When you get divorced you all of a sudden add new roles to your single parenting job. These are duties that you would probably not have had the opportunity to experience while still married. This is especially true for fathers of daughters.
When married the “girl things” were probably passed on to your wife to handle. Now, as the sensitive new aged single dad that you are, confusion, embarrassment, and often terror are a regular part of your day as your daughter’s increasingly feminine needs fall to you to figure out.
No one properly prepared us to help our daughters with these girl things. They often pop up unexpectedly. My goal with this post is not to give you all the answers, but to give you some things to think about ahead of time. Warnings that will help you properly prepare your already frazzled emotions.
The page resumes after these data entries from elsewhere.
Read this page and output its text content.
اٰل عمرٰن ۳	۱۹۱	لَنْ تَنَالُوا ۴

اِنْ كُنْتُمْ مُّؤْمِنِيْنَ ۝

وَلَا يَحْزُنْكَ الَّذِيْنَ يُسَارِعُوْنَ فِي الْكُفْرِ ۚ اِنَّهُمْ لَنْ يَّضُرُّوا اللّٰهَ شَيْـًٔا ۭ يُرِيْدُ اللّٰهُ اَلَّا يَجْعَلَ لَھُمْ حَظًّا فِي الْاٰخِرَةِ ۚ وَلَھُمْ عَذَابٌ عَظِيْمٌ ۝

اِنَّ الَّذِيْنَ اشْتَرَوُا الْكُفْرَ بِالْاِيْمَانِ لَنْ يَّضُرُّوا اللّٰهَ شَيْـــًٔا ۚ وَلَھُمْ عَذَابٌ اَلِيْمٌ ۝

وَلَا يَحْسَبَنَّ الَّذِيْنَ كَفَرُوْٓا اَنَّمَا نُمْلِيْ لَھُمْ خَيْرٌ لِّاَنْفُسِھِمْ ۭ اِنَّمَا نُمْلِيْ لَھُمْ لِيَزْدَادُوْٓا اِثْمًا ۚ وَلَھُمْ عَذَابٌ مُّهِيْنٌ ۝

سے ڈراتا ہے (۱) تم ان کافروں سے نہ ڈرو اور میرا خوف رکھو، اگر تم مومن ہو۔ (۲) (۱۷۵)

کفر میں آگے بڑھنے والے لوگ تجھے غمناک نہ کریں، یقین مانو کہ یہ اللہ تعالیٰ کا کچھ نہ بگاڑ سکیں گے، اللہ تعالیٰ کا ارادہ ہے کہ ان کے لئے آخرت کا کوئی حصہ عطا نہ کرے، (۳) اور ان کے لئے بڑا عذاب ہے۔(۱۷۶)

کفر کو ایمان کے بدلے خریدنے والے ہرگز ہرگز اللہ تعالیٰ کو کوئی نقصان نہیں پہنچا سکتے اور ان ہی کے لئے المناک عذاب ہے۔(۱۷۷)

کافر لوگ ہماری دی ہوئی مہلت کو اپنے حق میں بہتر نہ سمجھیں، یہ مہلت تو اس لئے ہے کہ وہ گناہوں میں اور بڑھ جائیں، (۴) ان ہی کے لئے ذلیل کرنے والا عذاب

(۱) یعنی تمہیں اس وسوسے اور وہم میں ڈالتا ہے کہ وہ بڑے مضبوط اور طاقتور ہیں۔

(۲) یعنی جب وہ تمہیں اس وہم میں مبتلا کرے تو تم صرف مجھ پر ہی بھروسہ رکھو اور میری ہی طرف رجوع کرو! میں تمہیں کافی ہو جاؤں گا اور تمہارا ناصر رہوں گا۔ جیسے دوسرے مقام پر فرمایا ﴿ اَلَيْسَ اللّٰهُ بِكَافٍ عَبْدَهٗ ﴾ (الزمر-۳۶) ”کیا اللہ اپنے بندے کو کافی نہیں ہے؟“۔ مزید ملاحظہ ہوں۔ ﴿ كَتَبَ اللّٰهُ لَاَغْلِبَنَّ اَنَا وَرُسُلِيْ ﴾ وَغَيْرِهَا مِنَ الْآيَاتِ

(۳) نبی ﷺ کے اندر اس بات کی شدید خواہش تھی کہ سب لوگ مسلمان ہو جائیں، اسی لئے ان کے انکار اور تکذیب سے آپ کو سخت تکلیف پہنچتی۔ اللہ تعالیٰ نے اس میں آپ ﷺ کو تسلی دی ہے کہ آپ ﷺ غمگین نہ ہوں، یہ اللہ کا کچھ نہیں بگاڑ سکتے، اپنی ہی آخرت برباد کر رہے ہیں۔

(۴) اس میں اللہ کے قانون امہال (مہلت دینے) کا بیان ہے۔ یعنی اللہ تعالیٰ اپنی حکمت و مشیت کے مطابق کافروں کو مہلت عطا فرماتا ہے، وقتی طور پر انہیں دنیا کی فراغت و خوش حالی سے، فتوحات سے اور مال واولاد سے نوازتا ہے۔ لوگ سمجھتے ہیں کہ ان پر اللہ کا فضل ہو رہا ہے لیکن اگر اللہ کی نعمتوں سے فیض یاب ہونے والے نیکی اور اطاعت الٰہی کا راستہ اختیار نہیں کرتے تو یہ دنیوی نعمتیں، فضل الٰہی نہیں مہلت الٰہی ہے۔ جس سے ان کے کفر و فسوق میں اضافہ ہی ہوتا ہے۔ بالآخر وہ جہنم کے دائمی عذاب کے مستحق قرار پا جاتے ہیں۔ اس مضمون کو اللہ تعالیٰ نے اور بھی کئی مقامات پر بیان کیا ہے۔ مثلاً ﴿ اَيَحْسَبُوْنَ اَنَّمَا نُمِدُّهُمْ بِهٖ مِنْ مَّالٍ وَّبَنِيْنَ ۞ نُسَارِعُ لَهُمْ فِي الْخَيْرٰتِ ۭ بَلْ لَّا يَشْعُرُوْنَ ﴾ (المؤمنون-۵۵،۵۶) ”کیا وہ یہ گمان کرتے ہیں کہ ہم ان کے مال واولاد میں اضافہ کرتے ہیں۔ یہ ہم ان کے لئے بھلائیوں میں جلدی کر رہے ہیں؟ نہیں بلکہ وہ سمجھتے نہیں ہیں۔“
1. Boys (or girls) Let’s start with an easy one. Right. Last summer I picked my daughter up from summer school. She plopped into the backseat of the car. With a pleasant tone I asked naively, “How was your day, sweetie?” She immediately burst into tears and wailed, “Charlie, cheated on me!!!!” She was 12.
Reading between the sobs it took a while to figure out what had happened. Apparently Charlie had started talking to another girl, and his mother was picking them both up from school…on a “date”. After speaking with the summer school teachers, and later with Charlie’s mom at the grocery store, it was clear that the boy had no clue that he was in any position to cheat, and the date was nothing more than the mom giving the girl a ride home.
Lesson: The emotional life of our kids is fluid and confusing both to us and them. Listen. Ask questions. Acknowledge their feelings and support them as they try to figure out who they are and what those strange feelings of attraction really mean.
2. Pants Do you understand what 6/29 or 4P or 8M or L means when it comes to pants sizes? Well neither do women. Once your daughter’s size moves beyond the girls’ section it is a free for all. Each brand has their own unique sizing, and it might even change from season to season.
Lesson: Unlike shopping for men’s jeans, don’t expect to go into the store with your daughter, walk up to the shelf, get the same size you got last time, and be home the same day. Be ready to bring armfuls of jeans to the changing room, and wait as your daughter tries them on. Out of the 100 or so pairs that she brings to the changing room, she’ll try on 80, buy one, and the rest will be used as a mattress for your overnight at the store.
3. Bras Steps to buying a bra with your daughter
Step 1: Get over fear of being arrested as a pervert in the intimate apparel department of Macy’s.
Step 2: Drive to another city so that your daughter is not afraid of running into any of her friends.
Step 3: Complete a higher degree to understand a bra sizing chart.
Step 4: Ask the elderly sales clerk to help your daughter pick out a bra.
Lesson: Be thankful you don’t have breasts.
4. Pads or tampons or what the hell? My daughter and I decided that it was important for her to be ready when she had her first period. We proudly drove to Kmart together. We walked to the section of feminine hygiene products. And then…
How do women do it?
Lesson: Call your girlfriend for help. We ended up getting a package of Always Maxi Soft & Clean, Regular Absorbance Without Wings (in case you want a base model to start with and don’t yet have a girlfriend to call for help).
5. Birth Control I started today at a pediatric endocrinologist’s office. My daughter, because of her special needs, is vulnerable to being taken advantage of. The boys she is currently interested in are clueless to her interests, but that will not always be the case. Being pro-active about birth control options for her is necessary.
Lesson: As a male trying to help my daughter make it as a young woman, it is intimidating talking with women about “girl things” that I have never had to deal with before. My daughter was also uncomfortable talking about hormones and sex with the doctor. Yet, we can’t avoid teaching our daughters about their bodies, how to develop into a healthy sexual adult, and how to protect themselves as they mature. It is our job.
Final Thought: I have often used my friends on social media to crowdsource questions I have about parenting a daughter. During one of these I received some really good advice.
One of my friends told me that as she matured, developed a woman’s body, and became more feminine her father began to pull away more and more. He was embarrassed, uncomfortable and unsure of himself around her. As a result he had less and less physical contact with her, and it had a lasting effect.
As fathers of future women it is our job to help them learn about themselves and the world around them. We have to overcome our discomforts and learn, along with them, the skills they need to grow into healthy women.